Of course, I am not advocating the opposed fallacy, a sort of “inter-religious dialogue syndrome” where every leader of a religious party or movement in the Islamic world, even with known terrorist connections or sympathies, would be regarded as better by definition than its secular counterparts. This is occasionally happening, and it is not less dangerous than Voltaire’s syndrome. Acknowledging the risks of Voltaire’s syndrome, on the other hand, calls the West to recognize that in several countries secularists make wonderful participants to international cultural or political conferences abroad, but have no real following at home, and can only rule through the power of tanks and guns. One thing secularists excel in doing is entertaining a confusion between fundamentalism and a democratic “secularity without secularism”. Religiously motivated political leaders and movements who advocate a role for religion in public life in the Islamic world, yet are not fundamentalist and certainly not terrorist, are indispensable partners for any meaningful effort aimed at a peaceful solution of more than one post-Cold War international crisis. Limiting Western strategies to looking for palatable secularists is no longer good enough.
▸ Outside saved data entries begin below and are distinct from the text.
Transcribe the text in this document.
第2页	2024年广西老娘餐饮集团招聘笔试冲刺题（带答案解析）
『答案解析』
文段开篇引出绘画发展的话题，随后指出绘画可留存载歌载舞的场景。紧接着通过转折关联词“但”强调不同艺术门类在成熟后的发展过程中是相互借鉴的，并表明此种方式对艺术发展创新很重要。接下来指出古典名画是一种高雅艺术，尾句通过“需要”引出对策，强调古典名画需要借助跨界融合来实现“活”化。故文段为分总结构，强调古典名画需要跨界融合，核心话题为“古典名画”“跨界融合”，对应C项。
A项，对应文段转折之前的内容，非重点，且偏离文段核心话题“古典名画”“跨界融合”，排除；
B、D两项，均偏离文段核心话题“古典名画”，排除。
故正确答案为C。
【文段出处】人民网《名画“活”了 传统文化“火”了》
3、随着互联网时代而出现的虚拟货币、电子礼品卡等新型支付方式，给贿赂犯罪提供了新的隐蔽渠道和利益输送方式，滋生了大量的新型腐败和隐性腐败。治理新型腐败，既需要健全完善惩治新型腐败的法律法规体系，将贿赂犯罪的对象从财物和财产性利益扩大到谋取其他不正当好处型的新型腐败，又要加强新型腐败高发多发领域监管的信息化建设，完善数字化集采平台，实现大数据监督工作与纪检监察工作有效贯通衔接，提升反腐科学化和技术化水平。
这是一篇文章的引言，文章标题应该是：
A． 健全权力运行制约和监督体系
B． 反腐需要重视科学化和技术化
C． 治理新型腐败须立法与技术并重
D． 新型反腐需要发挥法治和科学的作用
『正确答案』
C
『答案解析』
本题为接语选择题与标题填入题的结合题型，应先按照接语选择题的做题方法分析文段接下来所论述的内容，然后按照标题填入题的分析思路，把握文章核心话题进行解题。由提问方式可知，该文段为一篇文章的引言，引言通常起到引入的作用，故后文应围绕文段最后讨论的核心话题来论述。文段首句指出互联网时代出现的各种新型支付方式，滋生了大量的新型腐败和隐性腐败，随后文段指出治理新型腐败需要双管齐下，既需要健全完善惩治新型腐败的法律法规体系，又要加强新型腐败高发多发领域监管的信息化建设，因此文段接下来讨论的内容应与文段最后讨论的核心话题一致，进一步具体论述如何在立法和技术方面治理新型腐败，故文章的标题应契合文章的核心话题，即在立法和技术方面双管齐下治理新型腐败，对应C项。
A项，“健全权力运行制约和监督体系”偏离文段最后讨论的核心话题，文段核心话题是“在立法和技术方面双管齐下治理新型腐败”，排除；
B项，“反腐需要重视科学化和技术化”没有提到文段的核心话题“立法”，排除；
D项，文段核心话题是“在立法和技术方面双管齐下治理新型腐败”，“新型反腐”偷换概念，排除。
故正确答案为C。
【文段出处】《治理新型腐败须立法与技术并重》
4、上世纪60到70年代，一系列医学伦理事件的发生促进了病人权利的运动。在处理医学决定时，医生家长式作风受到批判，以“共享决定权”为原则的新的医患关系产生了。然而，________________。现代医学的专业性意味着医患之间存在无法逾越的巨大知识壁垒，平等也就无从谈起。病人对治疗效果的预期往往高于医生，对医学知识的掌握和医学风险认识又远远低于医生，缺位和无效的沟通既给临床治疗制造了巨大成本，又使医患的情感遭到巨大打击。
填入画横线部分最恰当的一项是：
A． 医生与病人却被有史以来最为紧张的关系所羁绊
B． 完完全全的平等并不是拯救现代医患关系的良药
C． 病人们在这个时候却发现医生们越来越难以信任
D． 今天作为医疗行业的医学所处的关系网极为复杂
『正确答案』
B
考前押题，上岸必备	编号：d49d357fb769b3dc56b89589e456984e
After September 11 and the Iraqi war, two previously neglected categories had their field day in TV talk shows: retired generals and scholars of religion. While retired generals may possibly go home, without being too much regretted, with the end of the Iraqi war, scholars of religion may try to remain relevant. As scholars of religious movements, we have an exciting future, mapping religious movements (some of them, in fact, “new”) within Islam or Hinduism in the same way as we mapped religious movements within Christianity, or in the Western world. As we achieved some success in persuading some governments that “cult” is a tricky word, and not all groups labelled “cults” are criminal, we may now start a similar work in deconstructing the category of “fundamentalism”, urge caution in the use of the label, and explain that not all movements calling for a political role of religion are “fundamentalist”, and that not all “fundamentalists” are terrorists – although some are. Perhaps we can even go back, showing that the cavalier use of “fundamentalist” has a lot in common with the previous cavalier use of “cult”. We will not be popular in all quarters, but then we never were. We will however help, not necessarily to answer all the global political and religious questions about “fundamentalism”, but at the very least to formulate them.